Decision Trees are popular supervised machine learning algorithms. You will often find the abbreviation CART when reading up on decision trees. CART stands for Classification and Regression Trees.

In this example we are going to create a Regression Tree. Meaning we are going to attempt to build a model that can predict a numeric value.

We are going to start by taking a look at the data. In this example we are going to be using the Iris data set native to R. This data set

iris

As you can see, our data has 5 variables – Sepal.Length, Sepal.Width, Petal.Length, Petal.Width, and Species. The first 4 variables refer to measurements of flower parts and the species identifies which species of iris this flower represents.

In the Classification example, we tried to predict the Species of flower. In this example we are going to try to predict the Sepal.Length

In order to build our decision tree, first we need to install the correct package.

install.packages("rpart") library(rpart)

Next we are going to create our tree. Since we want to predict Sepal.Length – that will be the first element in our fit equation.

fit <- rpart(Sepal.Length ~ Sepal.Width + Petal.Length + Petal.Width+ Species, method="anova", data=iris )

Note the method in this model is anova. This means we are going to try to predict a number value. If we were doing a classifier model, the method would be class.
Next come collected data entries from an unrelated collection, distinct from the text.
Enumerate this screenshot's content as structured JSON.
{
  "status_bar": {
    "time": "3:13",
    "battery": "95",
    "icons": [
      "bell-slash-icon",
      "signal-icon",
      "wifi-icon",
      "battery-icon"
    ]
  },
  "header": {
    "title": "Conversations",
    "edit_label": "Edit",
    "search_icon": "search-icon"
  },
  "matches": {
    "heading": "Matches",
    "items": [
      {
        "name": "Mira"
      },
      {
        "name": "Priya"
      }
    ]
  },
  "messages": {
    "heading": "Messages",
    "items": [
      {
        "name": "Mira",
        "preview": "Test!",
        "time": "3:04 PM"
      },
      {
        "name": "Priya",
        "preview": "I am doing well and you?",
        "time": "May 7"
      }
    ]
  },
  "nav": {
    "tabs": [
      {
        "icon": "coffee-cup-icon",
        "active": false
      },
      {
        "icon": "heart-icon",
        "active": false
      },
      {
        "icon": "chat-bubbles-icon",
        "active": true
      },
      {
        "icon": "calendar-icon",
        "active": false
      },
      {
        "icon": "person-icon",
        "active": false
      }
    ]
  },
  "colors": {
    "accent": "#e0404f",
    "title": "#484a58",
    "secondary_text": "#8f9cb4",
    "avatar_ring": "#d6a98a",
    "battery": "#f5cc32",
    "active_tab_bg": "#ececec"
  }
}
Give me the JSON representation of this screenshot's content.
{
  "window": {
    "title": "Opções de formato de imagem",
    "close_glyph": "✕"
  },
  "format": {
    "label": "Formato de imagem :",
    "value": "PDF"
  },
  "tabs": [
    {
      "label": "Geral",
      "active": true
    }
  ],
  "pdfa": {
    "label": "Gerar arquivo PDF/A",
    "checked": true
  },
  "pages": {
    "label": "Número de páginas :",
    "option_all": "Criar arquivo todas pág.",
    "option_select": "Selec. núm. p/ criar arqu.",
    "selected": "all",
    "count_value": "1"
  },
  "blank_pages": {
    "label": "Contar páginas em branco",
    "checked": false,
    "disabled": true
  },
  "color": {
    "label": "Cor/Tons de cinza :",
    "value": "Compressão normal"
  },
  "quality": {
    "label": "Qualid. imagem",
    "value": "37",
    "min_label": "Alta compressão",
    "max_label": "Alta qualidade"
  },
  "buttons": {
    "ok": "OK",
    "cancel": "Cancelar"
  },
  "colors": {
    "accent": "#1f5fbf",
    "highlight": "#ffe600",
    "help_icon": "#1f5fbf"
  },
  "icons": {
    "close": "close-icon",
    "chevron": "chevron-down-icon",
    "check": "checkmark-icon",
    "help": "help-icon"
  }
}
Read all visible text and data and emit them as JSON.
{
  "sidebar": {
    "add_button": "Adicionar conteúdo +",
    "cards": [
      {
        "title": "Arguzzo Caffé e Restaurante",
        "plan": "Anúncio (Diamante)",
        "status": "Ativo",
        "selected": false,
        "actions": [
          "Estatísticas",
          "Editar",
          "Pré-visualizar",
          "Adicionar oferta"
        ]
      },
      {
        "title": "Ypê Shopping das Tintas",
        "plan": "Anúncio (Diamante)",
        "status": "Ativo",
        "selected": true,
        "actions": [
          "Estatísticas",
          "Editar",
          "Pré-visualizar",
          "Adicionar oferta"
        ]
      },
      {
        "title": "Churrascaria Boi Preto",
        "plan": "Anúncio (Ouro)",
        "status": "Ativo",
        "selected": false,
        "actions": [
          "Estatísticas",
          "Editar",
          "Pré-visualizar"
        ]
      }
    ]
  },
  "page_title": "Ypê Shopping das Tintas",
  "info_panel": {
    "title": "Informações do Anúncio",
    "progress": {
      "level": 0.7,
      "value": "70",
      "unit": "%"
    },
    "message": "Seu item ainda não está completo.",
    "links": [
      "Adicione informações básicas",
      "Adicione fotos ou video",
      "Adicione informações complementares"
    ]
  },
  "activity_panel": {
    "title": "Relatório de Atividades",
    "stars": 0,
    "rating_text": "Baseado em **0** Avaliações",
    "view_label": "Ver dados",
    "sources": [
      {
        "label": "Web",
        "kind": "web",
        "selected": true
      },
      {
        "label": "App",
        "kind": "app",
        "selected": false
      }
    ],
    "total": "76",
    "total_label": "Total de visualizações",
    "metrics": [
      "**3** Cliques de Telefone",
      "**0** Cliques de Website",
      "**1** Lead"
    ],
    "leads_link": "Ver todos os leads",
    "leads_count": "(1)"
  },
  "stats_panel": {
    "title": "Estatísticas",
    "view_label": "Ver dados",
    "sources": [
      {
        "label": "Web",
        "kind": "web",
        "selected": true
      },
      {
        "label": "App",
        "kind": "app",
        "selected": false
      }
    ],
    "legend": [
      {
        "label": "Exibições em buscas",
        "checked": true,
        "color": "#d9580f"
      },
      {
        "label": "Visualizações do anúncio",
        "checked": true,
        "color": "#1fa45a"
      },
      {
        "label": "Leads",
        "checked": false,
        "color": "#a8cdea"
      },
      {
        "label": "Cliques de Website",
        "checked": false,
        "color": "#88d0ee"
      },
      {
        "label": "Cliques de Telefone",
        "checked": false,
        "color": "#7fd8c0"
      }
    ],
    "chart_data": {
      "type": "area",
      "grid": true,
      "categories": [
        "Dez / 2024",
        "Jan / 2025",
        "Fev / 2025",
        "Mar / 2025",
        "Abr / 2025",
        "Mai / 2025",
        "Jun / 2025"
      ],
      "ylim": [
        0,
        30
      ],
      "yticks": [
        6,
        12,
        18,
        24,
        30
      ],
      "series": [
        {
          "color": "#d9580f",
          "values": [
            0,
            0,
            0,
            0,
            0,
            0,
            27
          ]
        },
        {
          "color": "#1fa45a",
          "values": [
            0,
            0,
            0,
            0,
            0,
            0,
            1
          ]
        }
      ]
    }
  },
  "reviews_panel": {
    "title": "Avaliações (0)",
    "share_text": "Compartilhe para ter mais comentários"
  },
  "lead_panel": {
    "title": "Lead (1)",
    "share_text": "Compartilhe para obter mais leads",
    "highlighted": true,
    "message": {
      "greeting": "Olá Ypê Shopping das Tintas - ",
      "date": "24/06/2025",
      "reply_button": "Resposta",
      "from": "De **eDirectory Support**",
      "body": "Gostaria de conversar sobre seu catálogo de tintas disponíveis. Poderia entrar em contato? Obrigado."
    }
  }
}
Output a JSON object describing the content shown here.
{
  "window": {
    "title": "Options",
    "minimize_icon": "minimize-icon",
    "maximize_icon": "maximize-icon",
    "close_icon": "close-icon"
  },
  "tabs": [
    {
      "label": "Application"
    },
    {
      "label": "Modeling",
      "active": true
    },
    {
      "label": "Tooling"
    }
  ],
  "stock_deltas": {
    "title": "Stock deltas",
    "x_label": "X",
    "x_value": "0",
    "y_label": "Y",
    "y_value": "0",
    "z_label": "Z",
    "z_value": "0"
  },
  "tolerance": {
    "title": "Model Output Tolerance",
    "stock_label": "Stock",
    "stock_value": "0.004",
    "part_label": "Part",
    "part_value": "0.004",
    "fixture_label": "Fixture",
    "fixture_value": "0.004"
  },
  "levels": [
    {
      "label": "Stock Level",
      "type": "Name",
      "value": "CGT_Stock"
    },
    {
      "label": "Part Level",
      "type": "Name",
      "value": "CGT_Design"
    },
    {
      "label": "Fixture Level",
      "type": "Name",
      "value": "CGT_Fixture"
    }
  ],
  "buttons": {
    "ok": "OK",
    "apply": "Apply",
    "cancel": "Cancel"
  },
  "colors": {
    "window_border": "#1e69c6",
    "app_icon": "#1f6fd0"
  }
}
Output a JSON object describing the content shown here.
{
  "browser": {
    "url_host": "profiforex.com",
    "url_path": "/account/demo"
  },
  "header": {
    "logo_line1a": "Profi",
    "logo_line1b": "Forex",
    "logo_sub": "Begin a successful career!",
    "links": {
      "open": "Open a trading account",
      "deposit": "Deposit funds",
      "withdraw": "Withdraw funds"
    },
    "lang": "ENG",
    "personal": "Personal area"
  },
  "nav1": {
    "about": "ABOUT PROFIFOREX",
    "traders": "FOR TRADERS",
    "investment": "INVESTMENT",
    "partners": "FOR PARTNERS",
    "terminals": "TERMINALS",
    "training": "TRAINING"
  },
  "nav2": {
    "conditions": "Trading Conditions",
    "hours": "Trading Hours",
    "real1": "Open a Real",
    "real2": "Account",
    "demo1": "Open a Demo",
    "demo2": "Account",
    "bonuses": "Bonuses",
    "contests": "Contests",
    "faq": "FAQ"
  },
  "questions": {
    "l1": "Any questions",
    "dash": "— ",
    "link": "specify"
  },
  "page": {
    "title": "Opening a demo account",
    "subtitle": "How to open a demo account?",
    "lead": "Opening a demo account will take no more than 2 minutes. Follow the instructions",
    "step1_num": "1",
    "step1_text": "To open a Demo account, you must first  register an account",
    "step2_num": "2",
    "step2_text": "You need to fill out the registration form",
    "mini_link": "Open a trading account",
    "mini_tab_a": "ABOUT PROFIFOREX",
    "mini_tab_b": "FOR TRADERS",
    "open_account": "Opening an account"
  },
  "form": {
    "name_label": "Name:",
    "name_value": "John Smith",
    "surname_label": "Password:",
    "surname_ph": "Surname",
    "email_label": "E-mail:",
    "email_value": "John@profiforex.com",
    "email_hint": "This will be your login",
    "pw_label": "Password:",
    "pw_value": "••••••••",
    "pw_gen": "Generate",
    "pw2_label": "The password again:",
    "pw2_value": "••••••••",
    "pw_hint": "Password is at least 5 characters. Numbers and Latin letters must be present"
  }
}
Now let’s plot out our model

plot(fit, uniform=TRUE, main="Regression Tree for Sepal Length") text(fit, use.n=TRUE, cex = .6)

Note the splits are marked – like the top split is Petal.Length < 4.25

Also, at the terminating point of each branch, you see and n= . The number following this is the number of elements from the data file that fit at the end of that branch.

While this model actually works out pretty good, one thing to look for is over fitting. A good sign of that would be having a bunch of branches terminating with n values of 1 or 2. This means the model is tuned too much to the test data and when run up against a new set of data it will most likely result in poor predictions.

Of course we can look at some of the numbers if you are so inclined.

Notice the xerror (cross validation error) gets better with each split. That is something you want to look out for. If that number starts to creep up as the splits increase, that is a sign you may want to prune some of the branches. I will show how to do that in another lesson.

To get a better picture of the change in xerror as the splits increase, let’s look at a new visualization

par(mfrow=c(1,2)) rsq.rpart(fit)

This produces 2 charts, 1rst on shows how R-Squared improves as splits increase (remember R-squared gets better as it approaches 1 so this model is improving with each spit)

The second chart shows how xerror decreases with each split. For models that need pruning, you would see the curve starting to go back up as the splits increase. Imagine is split 6 was higher than split 5.

Okay, so finally now that we know the model is good, let’s make a prediction.

testData <-data.frame (Species = 'setosa', Sepal.Width = 4, Petal.Length =1.2, Petal.Width=0.3) predict(fit, testData, method = "anova")

So as you can see, based on our test data, the model predicts our Sepal.Length will be approx 5.17.